Lavergne employs dreams or stories within stories to great effect in Brine From The Higher Vats and The Tether.
Catstrata
Catstrata
is about the hell of customer service, of subscriptions and automated
payments. It's a shaggy dog story about Schrodinger's Cat, and also the
horror of death in general. One day, your very real cat will no longer
be there, and there is no customer service line to call. We rebel
at the arbitrary cruelty of deleting a digital relationship simulacrum, but only because there was another option available. April is a well-crafted and devastating short story.
Unlike celebrity autobiographies and bad fanfiction, Lavergne's simple sentences are simple because are honed. They aren't polished to remove the rough edges, they're sharpened into weapons. Lavergne has craft, even when portraying simple thoughts (see I Have An Illegal Aviary, Through The Corn). Reading his stories is like firing a machine gun into your frontal lobes. His stories are long enough to work out their ideas, but no longer. In the hands of a different author, stories like The Fluid could be stretched to novel length without any benefit.

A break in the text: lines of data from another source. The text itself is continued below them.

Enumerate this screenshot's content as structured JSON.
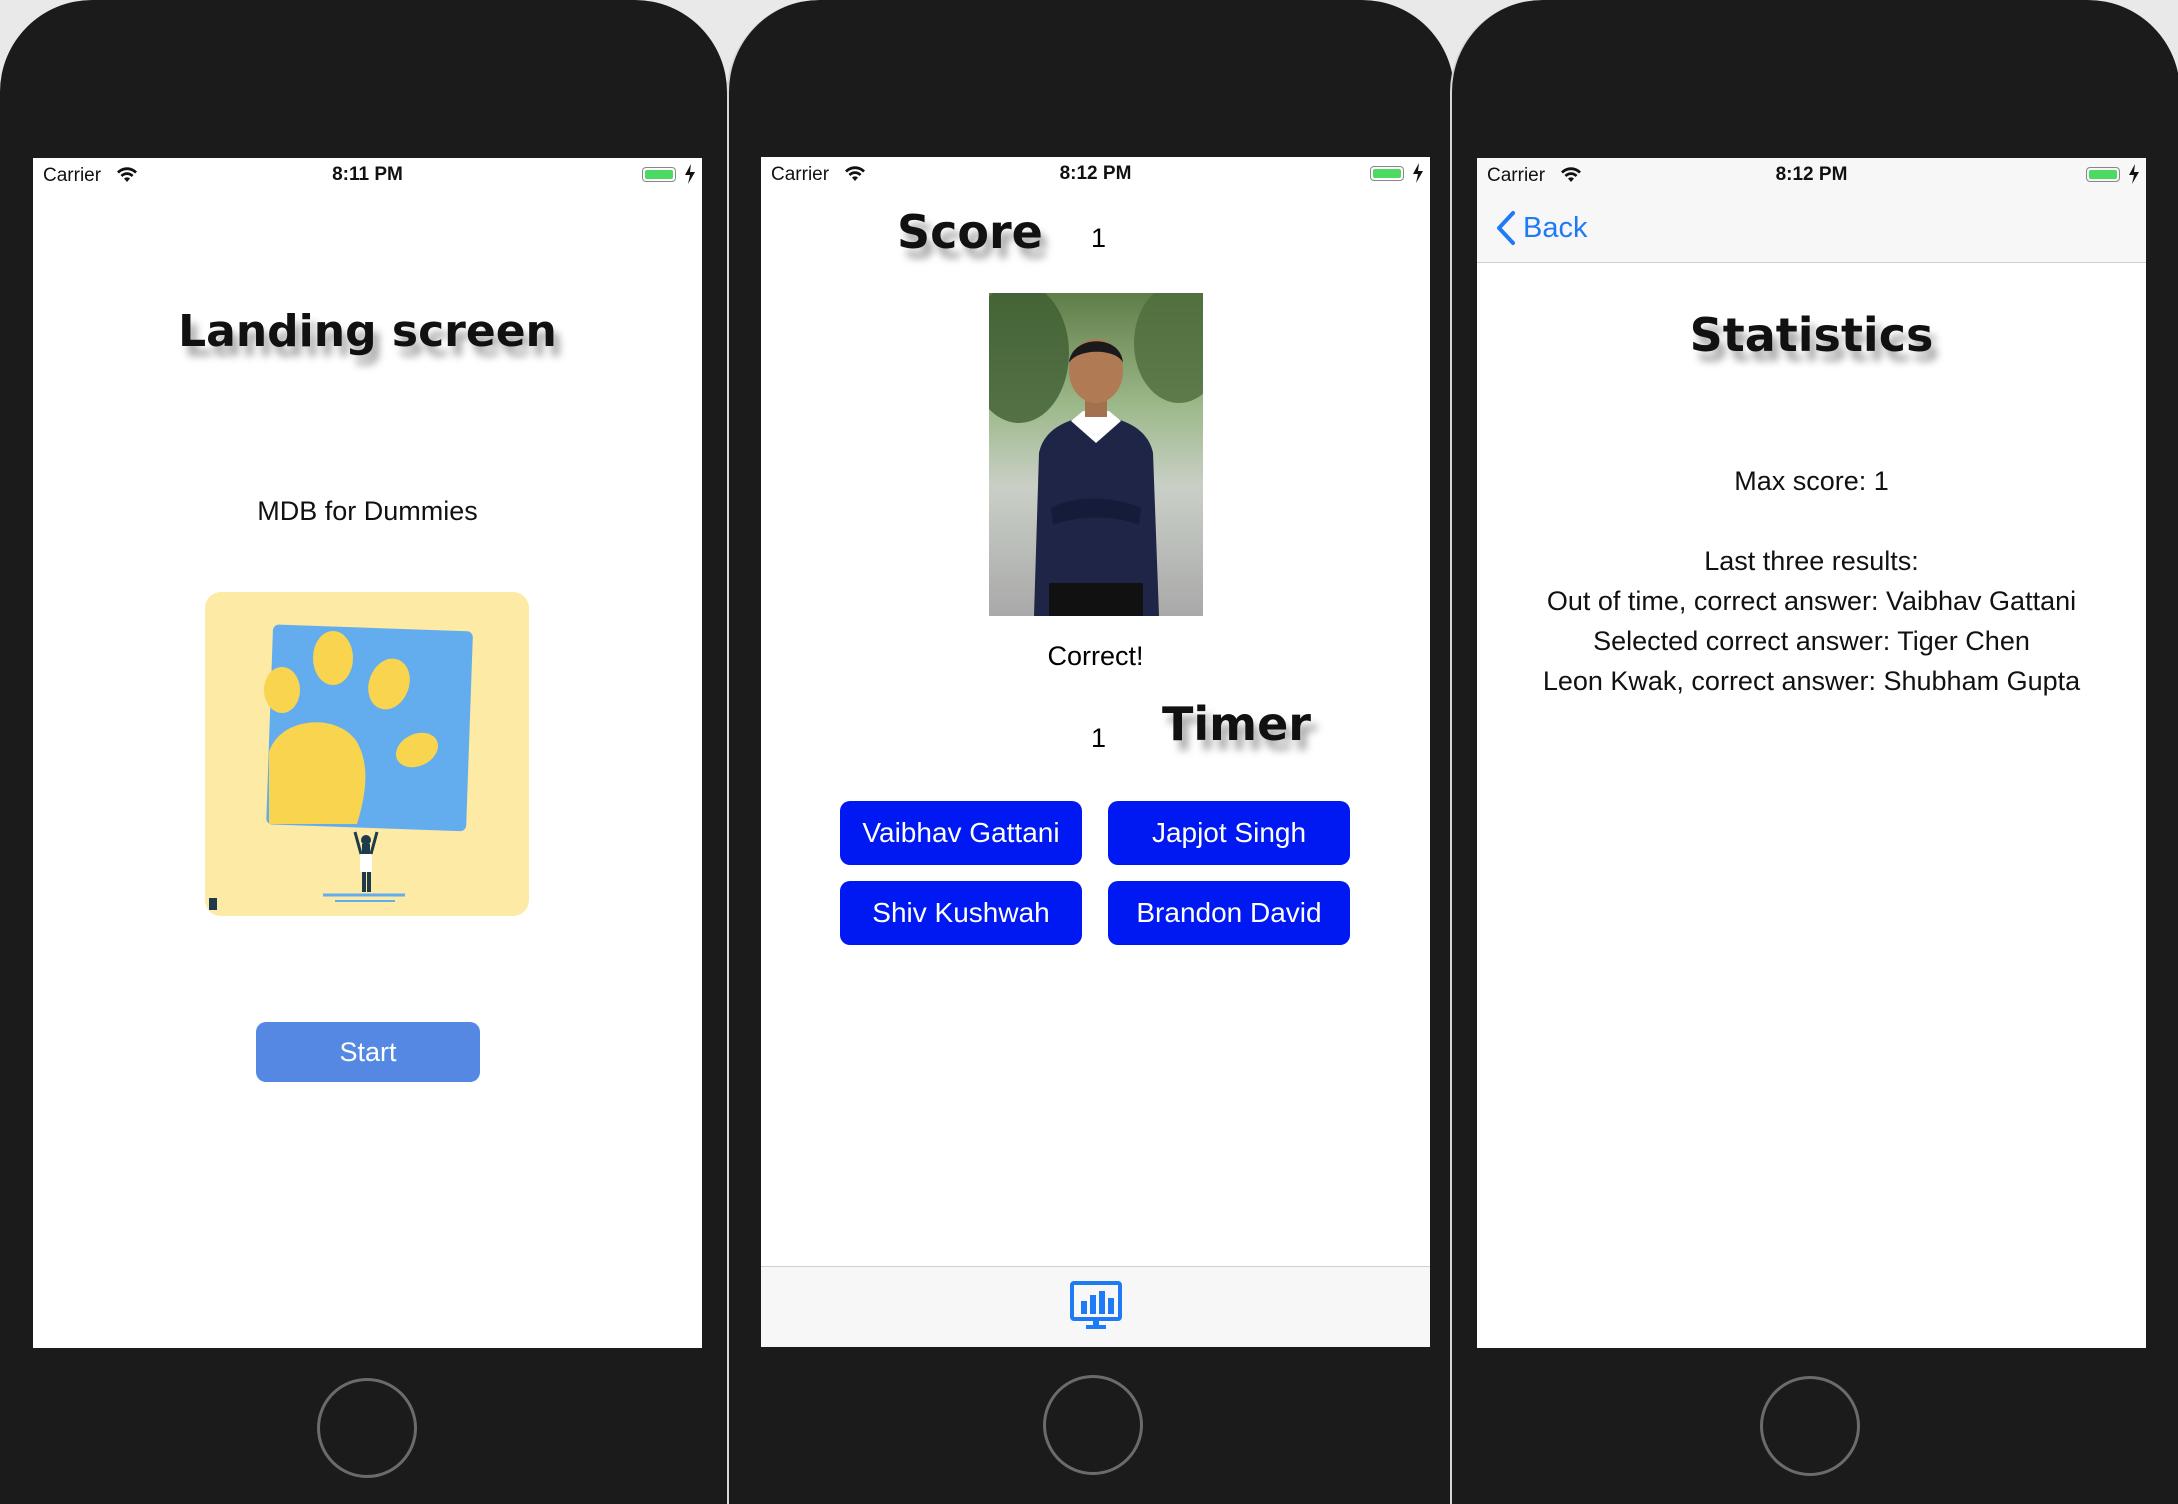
{
  "status": {
    "carrier": "Carrier",
    "time_landing": "8:11 PM",
    "time_game": "8:12 PM",
    "time_stats": "8:12 PM"
  },
  "landing": {
    "title": "Landing screen",
    "subtitle": "MDB for Dummies",
    "start_label": "Start",
    "logo_colors": {
      "background": "#FDEAA5",
      "card": "#63ADEE",
      "paw": "#F9D44F"
    }
  },
  "game": {
    "score_label": "Score",
    "score_value": "1",
    "result_text": "Correct!",
    "timer_label": "Timer",
    "timer_value": "1",
    "answers": [
      {
        "label": "Vaibhav Gattani"
      },
      {
        "label": "Japjot Singh"
      },
      {
        "label": "Shiv Kushwah"
      },
      {
        "label": "Brandon David"
      }
    ],
    "button_color": "#0018F2",
    "tab_icon": "statistics-icon"
  },
  "stats": {
    "back_label": "Back",
    "title": "Statistics",
    "max_score": "Max score: 1",
    "last_header": "Last three results:",
    "results": [
      "Out of time, correct answer: Vaibhav Gattani",
      "Selected correct answer: Tiger Chen",
      "Leon Kwak, correct answer: Shubham Gupta"
    ],
    "accent": "#1F7AF5"
  }
}
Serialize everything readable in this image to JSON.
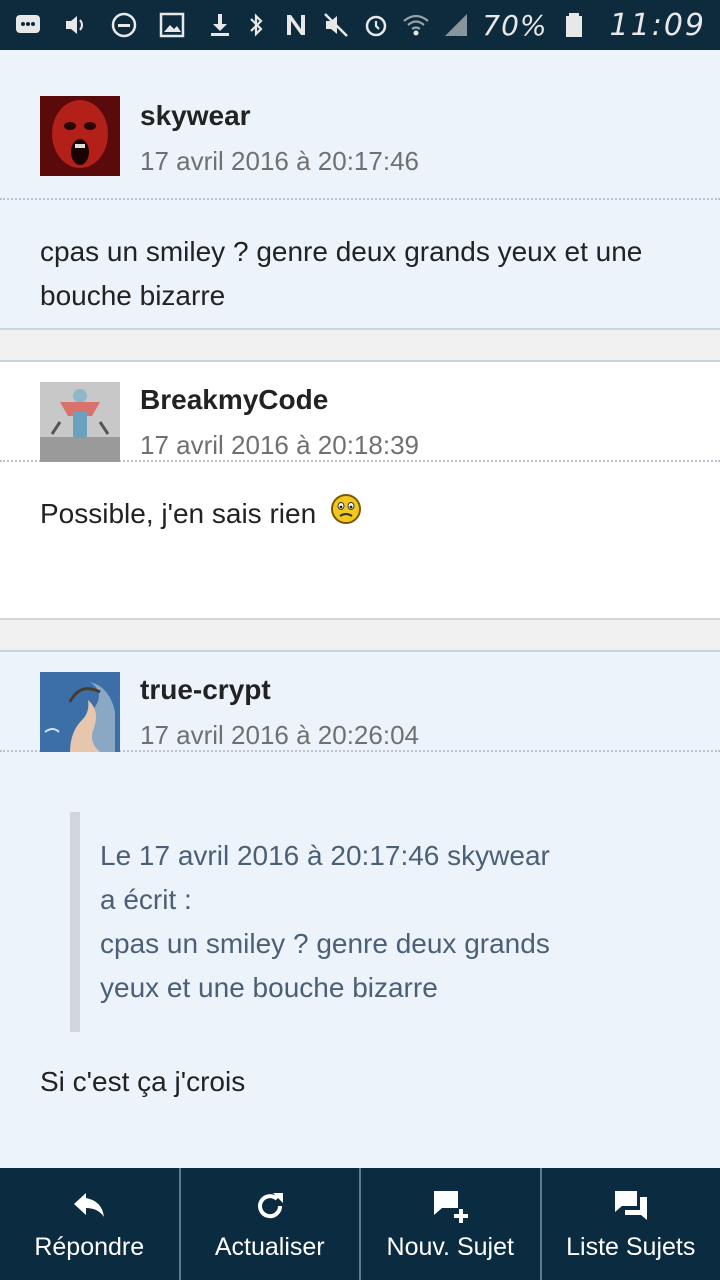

Lavergne is apparently Australian. Come on Australia, don't you have grants for authors? April feels like it could be included in an English language textbook to be dissected by generations of indifferent schoolchildren. What a legacy.
The Inherent Goodness of the Glowering Malcontent
A poem about human nature that's very fun to read aloud. I used the final lines an epigraph in the Sci-Fi chapter of the Monster Overhaul. I like putting cycles and patterns in my books, and it pleases me—if no one else—that the epigraph in the final chapter pairs with the epigraph in Chapter 1: People, which is taken from the first lines of WisÅ‚awa Szymborska's A Word on Statistics.
So on a list that contains Szymborska, Shakespeare, Milton, Lucretius, the author of Ecclesiastes, and Skaay of the Qquuna Qiighawaay... you can also find Max Lavergne. Which is arguably a condemnation of my tastes, but it's my book and nobody reads epigraphs anyway.
Woof, you weren't lying about "April". I'll have to set aside a Saturday and binge all of this.